Although the NBN represents a change in the network used to deliver fixed-line telecommunications services, existing telecommunications safeguards and protections will continue to apply to services provided over the NBN.
USO (Universal Service Obligation)
Telstra can fulfil its obligation under the USO to supply a standard telephone services over the NBN. In fulfilling this obligation, Telstra will supply the first standard telephone service to each premises following a valid request. A standard telephone service can be supplied using wireless and fixed line technologies on the NBN.
The Customer Service Guarantee (CSG Standard)
The CSG Standard outlines minimum performance standards for the connection and fault repair of standard telephone services. If the CSG Standard applies, and a service provider does not meet the timeframes specified in the CSG Standard, compensation must be paid to the affected consumer. Migration of your service to the NBN may not be covered by the CSG Standard.
The CSG Standard can apply to landline telephone services provided over the NBN—however, not all providers will provide a service covered by the CSG Standard. Service providers are also able to ask you to waive your rights to receive a service. More information is available on the ACMA’s CSG Standard page and the Waiver of rights under the CSG Standard page.
Emergency call service
All providers of standard telephone services, including standard telephone services provided over the NBN, are required to provide free access to emergency call services. Triple Zero (000) is the number for the emergency call service in Australia. People who are deaf or have a hearing- or speech-impairment may contact the TTY (teletypewriter) emergency service by dialing 106 (or by contacting the National Relay Service). 112 is a secondary emergency number in Australia that can be dialed from mobile phones. More information is available on the TripleZero website at TripleZero.Gov.Au
Special telecommunications equipment and services to facilitate ease of access
People who are deaf, or have a hearing- or speech-impairment have a right to telecommunications services and certain types of disability equipment to facilitate ease of access. If you use special equipment to access a telecommunications service, you should check with your service provider and/or the equipment manufacturer whether your equipment will work with an NBN service. Services such as the National Relay Service will continue to operate over the NBN. More information is available in the ACMA’s Telecommunications equipment for the disabled fact sheet.
Priority Assistance is a rapid connection and fault repair service for telephone services of people who have (or are living with a person who has) a diagnosed life-threatening condition that is at risk of rapid, life-threatening deterioration. Telstra is required to offer Priority Assistance as part of its carrier licence condition for telephone services provided over the NBN. More information is available on the ACMA’s Priority Assistance Information page.

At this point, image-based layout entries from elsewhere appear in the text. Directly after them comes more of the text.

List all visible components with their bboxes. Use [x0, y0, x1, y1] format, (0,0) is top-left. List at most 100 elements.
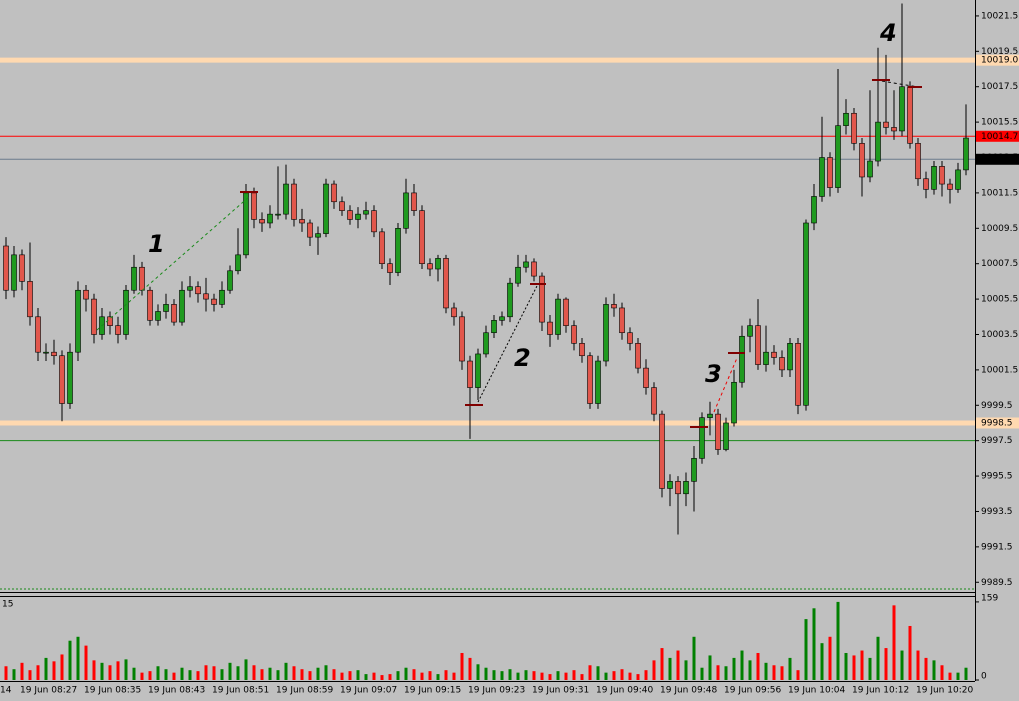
- volume-bar: [844, 652, 848, 680]
- price-tag: [976, 54, 1019, 66]
- y-tick-label: 159: [981, 593, 998, 603]
- volume-bar: [428, 671, 432, 680]
- candle-body: [827, 157, 833, 188]
- y-tick-label: 9995.5: [981, 472, 1013, 482]
- volume-bar: [660, 648, 664, 680]
- y-tick-label: 10021.5: [981, 11, 1018, 21]
- volume-bar: [628, 672, 632, 680]
- candle-body: [795, 343, 801, 406]
- candle-body: [571, 325, 577, 344]
- volume-bar: [652, 660, 656, 680]
- candle-body: [643, 367, 649, 388]
- volume-bar: [396, 671, 400, 680]
- candle-body: [315, 233, 321, 238]
- y-tick-label: 10015.5: [981, 118, 1018, 128]
- volume-bar: [276, 670, 280, 680]
- volume-bar: [188, 670, 192, 680]
- volume-bar: [820, 643, 824, 680]
- volume-bar: [468, 657, 472, 680]
- candle-body: [363, 210, 369, 215]
- candle-body: [131, 266, 137, 291]
- candle-body: [395, 228, 401, 273]
- volume-bar: [292, 666, 296, 680]
- candle-body: [323, 183, 329, 234]
- volume-bar: [348, 671, 352, 680]
- candle-body: [915, 143, 921, 180]
- volume-bar: [236, 666, 240, 680]
- volume-bar: [892, 605, 896, 680]
- candle-body: [763, 351, 769, 365]
- volume-bar: [532, 671, 536, 680]
- volume-bar: [372, 672, 376, 680]
- volume-bar: [460, 652, 464, 680]
- volume-bar: [700, 667, 704, 680]
- volume-bar: [884, 648, 888, 680]
- volume-bar: [116, 661, 120, 680]
- volume-bar: [932, 660, 936, 680]
- volume-bar: [180, 667, 184, 680]
- volume-bar: [172, 672, 176, 680]
- volume-bar: [868, 657, 872, 680]
- volume-bar: [852, 655, 856, 680]
- volume-bar: [436, 674, 440, 680]
- candle-body: [3, 245, 9, 291]
- volume-bar: [612, 671, 616, 680]
- candle-body: [691, 458, 697, 482]
- candle-body: [251, 192, 257, 220]
- x-tick-label: 19 Jun 09:48: [660, 686, 717, 696]
- volume-bar: [724, 666, 728, 680]
- candle-body: [443, 258, 449, 309]
- x-tick-label: 19 Jun 08:51: [212, 686, 269, 696]
- volume-bar: [476, 664, 480, 680]
- annotation: 2: [514, 344, 531, 372]
- volume-bar: [772, 665, 776, 680]
- volume-bar: [92, 660, 96, 680]
- volume-bar: [876, 636, 880, 680]
- candle-body: [291, 183, 297, 220]
- candle-body: [27, 281, 33, 318]
- volume-bar: [148, 671, 152, 680]
- candle-body: [603, 304, 609, 362]
- volume-bar: [28, 670, 32, 680]
- volume-bar: [804, 619, 808, 680]
- x-tick-label: 19 Jun 08:59: [276, 686, 333, 696]
- volume-bar: [540, 672, 544, 680]
- volume-bar: [948, 672, 952, 680]
- candle-body: [755, 325, 761, 365]
- candle-body: [555, 298, 561, 335]
- volume-bar: [332, 669, 336, 680]
- volume-bar: [204, 665, 208, 680]
- candle-body: [347, 210, 353, 220]
- candle-body: [155, 311, 161, 321]
- candle-body: [283, 183, 289, 215]
- candle-body: [171, 304, 177, 323]
- price-tag: [976, 153, 1019, 165]
- annotation: 1: [148, 230, 165, 258]
- candle-body: [499, 316, 505, 321]
- volume-bar: [940, 665, 944, 680]
- volume-bar: [268, 667, 272, 680]
- volume-bar: [508, 669, 512, 680]
- candle-body: [723, 422, 729, 450]
- candle-body: [475, 353, 481, 388]
- volume-bar: [716, 665, 720, 680]
- candle-body: [219, 289, 225, 305]
- candle-body: [531, 261, 537, 277]
- candle-body: [235, 254, 241, 272]
- candle-body: [931, 166, 937, 190]
- volume-bar: [60, 654, 64, 680]
- candle-body: [379, 231, 385, 265]
- volume-bar: [780, 666, 784, 680]
- price-tag-label: 10014.7: [981, 132, 1018, 142]
- volume-bar: [196, 671, 200, 680]
- price-tag-label: 10013.4: [981, 155, 1018, 165]
- candle-body: [651, 387, 657, 415]
- volume-bar: [124, 659, 128, 680]
- volume-bar: [756, 652, 760, 680]
- volume-bar: [220, 669, 224, 680]
- y-tick-label: 9989.5: [981, 578, 1013, 588]
- volume-bar: [692, 636, 696, 680]
- candle-body: [779, 357, 785, 371]
- volume-bar: [420, 672, 424, 680]
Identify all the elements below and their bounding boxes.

The Telecommunications Consumer Protections (TCP) Code
The Telecommunications Consumer Protections (TCP) Code applies to all internet and telephone service providers, including those who are providing services over the NBN. The TCP Code requires service providers to adhere to minimum levels of conduct with consumers for the provision of services, contracts, billing and complaints-handling. More information on the TCP Code is available on the ACMA’s website.
How to make a complaint
If you have a complaint about your telephone or internet service, you should first contact your service provider. If you are unable to resolve your dispute directly with your service provider, you may contact the TIO. The TIO is a free independent dispute resolution service that aims to assist individuals and small businesses to resolve disputes with their internet or telephone service provider. You can contact the TIO on its website or by calling 1800 062 058.